Nach einer Photographie auf Holz gezeichnet von Adolf Neumann.

Gar oft im Leben wie in der Kunst kommt das Talent schneller und widerstandsloser zur Geltung, als das Genie. Es liegt das in der Natur der Sache. Das Genie wandelt völlig neue Bahnen, bricht mit dem Altgewohnten und Liebgewordenen mehr oder minder rücksichtslos, während das Talent sehr oft einen weisen Compromiß eingeht, das Bestandene schont und weit besser mit den gegebenen Verhältnissen rechnet. Um die Namen Gluck, Mozart und Wagner dreht sich die ganze Entwickelung der modernen Oper seit hundert Jahren. Des letzteren kühnen Reformators, Richard Wagner’s Entwickelung hat die musikalische Gegenwart miterlebt, erlebt die bittersten Kämpfe, welche sich für und wider den Schöpfer des musikalischen Drama erhoben. Wie man auch über Wagner urtheilen mag, ob seine Musik die Naivetät des Empfindens zerstört oder ob sie den Wortausdruck der Operntextworte erst zur höchsten Deutlichkeit erhoben habe, ob seine Werke eine Philosophie in Tönen oder musikmelodisch ein absoluter Fortschritt seien, das kann hier unentschieden bleiben. Sicher ist der Wagner’sche musikdramatische Stil der ganz folgerechte Ausfluß seiner ganzen künstlerischen Individualität und um der Stärke dieser Individualität willen vollberechtigt.

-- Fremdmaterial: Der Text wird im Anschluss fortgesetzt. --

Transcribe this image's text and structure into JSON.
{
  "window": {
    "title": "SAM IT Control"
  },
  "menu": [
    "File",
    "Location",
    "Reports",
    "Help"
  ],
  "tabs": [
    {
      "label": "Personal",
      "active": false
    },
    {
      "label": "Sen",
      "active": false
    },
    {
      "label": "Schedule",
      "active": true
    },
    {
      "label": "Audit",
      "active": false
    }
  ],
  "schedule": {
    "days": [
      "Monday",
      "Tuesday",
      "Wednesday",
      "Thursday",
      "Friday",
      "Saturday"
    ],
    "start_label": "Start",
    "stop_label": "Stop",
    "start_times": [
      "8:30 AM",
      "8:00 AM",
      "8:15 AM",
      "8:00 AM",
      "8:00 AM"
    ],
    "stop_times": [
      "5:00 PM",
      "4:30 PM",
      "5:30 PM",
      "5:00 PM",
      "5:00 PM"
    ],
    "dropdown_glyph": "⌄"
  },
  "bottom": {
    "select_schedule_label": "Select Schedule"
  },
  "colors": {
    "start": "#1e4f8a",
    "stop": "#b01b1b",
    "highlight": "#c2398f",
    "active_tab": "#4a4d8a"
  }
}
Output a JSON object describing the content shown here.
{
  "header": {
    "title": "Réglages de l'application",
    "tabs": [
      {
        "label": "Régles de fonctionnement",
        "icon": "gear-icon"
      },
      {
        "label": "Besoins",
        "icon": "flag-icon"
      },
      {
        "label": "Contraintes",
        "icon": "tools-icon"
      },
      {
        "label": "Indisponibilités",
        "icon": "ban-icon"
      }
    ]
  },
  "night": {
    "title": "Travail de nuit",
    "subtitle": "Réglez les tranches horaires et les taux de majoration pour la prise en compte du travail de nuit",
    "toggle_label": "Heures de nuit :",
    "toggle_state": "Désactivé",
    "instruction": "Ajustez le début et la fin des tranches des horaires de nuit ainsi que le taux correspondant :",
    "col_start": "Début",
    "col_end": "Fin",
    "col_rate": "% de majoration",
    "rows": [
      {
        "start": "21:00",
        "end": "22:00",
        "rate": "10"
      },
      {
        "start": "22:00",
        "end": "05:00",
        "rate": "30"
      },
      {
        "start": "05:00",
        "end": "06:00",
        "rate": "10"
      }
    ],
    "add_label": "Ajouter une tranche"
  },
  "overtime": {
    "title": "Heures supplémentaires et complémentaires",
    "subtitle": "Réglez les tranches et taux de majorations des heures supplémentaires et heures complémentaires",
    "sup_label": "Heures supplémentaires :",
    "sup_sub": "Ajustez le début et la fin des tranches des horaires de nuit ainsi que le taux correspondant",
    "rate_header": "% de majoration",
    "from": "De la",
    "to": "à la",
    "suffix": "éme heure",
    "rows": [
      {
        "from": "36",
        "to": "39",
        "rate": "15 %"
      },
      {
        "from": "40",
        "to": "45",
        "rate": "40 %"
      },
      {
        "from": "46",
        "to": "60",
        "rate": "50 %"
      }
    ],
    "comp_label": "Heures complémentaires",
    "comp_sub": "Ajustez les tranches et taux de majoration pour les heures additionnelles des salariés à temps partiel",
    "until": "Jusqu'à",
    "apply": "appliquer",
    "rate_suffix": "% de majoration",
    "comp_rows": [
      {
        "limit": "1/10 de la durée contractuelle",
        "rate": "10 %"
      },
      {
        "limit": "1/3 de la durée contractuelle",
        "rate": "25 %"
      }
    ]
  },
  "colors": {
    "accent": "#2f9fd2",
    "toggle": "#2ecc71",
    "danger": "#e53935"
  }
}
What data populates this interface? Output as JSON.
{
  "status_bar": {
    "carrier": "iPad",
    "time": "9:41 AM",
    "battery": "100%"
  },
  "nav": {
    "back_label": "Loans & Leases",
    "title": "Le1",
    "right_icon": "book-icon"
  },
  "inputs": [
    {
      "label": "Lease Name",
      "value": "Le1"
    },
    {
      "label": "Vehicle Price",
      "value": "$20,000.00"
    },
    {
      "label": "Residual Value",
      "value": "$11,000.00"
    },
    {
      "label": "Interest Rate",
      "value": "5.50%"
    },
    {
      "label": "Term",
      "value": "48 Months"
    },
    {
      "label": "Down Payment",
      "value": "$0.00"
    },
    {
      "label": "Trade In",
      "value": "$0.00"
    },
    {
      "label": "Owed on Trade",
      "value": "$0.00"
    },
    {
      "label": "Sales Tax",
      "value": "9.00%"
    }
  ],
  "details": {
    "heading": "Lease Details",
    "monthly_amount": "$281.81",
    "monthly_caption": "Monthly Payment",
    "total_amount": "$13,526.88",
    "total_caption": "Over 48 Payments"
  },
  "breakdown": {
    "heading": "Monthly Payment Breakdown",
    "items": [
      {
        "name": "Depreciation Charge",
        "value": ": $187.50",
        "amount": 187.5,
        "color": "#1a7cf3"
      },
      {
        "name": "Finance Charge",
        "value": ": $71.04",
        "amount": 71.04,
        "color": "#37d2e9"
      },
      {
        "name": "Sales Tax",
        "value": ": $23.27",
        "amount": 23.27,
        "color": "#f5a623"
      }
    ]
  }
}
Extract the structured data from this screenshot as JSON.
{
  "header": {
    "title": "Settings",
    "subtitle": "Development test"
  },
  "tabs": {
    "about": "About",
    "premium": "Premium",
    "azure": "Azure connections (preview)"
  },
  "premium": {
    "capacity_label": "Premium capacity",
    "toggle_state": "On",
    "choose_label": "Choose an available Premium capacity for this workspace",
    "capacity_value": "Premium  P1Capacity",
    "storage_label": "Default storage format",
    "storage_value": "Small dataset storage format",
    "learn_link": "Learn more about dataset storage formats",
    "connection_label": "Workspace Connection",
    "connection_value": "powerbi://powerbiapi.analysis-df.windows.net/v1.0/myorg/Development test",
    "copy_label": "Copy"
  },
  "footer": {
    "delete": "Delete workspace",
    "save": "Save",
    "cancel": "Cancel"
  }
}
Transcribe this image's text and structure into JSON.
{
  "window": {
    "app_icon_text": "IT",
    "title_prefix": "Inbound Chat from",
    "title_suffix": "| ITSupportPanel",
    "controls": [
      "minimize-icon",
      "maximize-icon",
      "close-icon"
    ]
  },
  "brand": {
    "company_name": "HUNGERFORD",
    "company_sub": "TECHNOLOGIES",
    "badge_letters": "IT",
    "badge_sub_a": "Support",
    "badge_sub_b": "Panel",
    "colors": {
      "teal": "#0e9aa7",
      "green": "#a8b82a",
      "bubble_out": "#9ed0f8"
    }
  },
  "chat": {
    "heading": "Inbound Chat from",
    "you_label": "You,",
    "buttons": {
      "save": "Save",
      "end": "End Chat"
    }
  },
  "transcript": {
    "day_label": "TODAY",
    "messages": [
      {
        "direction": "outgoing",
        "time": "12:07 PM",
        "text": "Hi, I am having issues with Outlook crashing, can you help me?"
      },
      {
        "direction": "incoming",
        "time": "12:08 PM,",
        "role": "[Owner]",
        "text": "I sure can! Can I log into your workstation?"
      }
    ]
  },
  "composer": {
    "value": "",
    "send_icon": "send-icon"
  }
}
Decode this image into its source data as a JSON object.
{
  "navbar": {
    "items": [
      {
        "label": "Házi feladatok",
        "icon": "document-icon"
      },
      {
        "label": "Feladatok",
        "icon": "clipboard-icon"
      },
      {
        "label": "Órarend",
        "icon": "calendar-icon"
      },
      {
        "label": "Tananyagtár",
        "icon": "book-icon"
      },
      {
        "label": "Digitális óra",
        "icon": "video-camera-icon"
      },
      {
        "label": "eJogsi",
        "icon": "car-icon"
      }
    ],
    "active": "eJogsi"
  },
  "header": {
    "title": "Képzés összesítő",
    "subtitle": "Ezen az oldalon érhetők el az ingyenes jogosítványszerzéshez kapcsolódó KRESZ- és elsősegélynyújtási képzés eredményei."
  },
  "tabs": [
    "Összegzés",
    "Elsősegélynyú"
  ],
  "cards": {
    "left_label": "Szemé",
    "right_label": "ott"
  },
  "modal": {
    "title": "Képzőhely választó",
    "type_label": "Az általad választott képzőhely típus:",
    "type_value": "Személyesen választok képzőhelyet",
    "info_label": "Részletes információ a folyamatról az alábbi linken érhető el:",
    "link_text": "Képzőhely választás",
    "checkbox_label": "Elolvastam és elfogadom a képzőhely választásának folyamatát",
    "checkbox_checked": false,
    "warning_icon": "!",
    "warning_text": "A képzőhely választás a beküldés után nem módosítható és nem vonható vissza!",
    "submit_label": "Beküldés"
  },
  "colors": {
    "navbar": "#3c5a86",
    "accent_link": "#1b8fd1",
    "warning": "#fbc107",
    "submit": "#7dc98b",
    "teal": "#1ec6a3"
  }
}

Anders steht es um die Nachahmung Wagner’s. Noch keiner von Denen, welche ihn nachzuahmen strebten, hat bis jetzt in dieser Richtung einen Erfolg gehabt, sondern von Peter Cornelius bis Paul Geisler, welch letzterer die unendliche Melodie ohne Tonart und Tactstriche schreibt, haben alle Adepten erst da Wirkung erzielt, wo sie zu den älteren Formen zurückgriffen, also gleichsam den neuen Inhalt in die alte Opernarchitektur einzufüllen bestrebt waren.

Keiner aber von Jenen, die, durchdrungen von den bahnbrechenden Ideen Wagner’s, trotzdem die alte Cäsur wieder aufnahmen und ihre Melodien nicht eintönig in’s Unendliche ausspannen, sondern in Chören, Ensembles und Arien fügten, hat selbstkritisch so richtig gehandelt, wie Edmund Kretschmer, der in den letzten Jahren schnell berühmt gewordene Verfasser der „Folkunger“. Die Declamation dieser Oper, die enge Anschmiegung der Musikempfindung an den Textwortlaut, sowie manche harmonische Kühnheit athmen Wagner’sche Grundsätze. Aber mit geschickter, kluger Hand hält Kretschmer die altbewährte geschlossene Form aufrecht, und da er Meister in deren Handhabung ist, so kann man sich über den fast beispiellosen Erfolg seiner „Folkunger“ kaum wundern. Ohne Ueberschwang oder Exaltation reicht Kretschmer’s Talent just hin, um diese Formen mit einem praktisch schönen Inhalt zu versehen, und der künstlerische Ernst seines Strebens erweckt die Sympathien auch bei Jenen, die anfänglich meinten, es gehöre mehr Leidenschaft dazu, nach Richard Wagner die große Oper neu zu beleben. Echt dramatisch und bühnenwirksam schreibt Kretschmer, und nach Meyerbeer und dem ersten Wagner hat kein zeitgenössischer Componist Finales von der Wucht und klaren Fügung geschrieben, wie z. B. das zweite Finale der „Folkunger“: „Sag’, bist du Erick’s Sohn?“ Und nicht minder zeugen der Krönungsmarsch dieser Oper, der Brauttanz von Falun von der reichsten melodischen und melodisch-poetischen Erfindung.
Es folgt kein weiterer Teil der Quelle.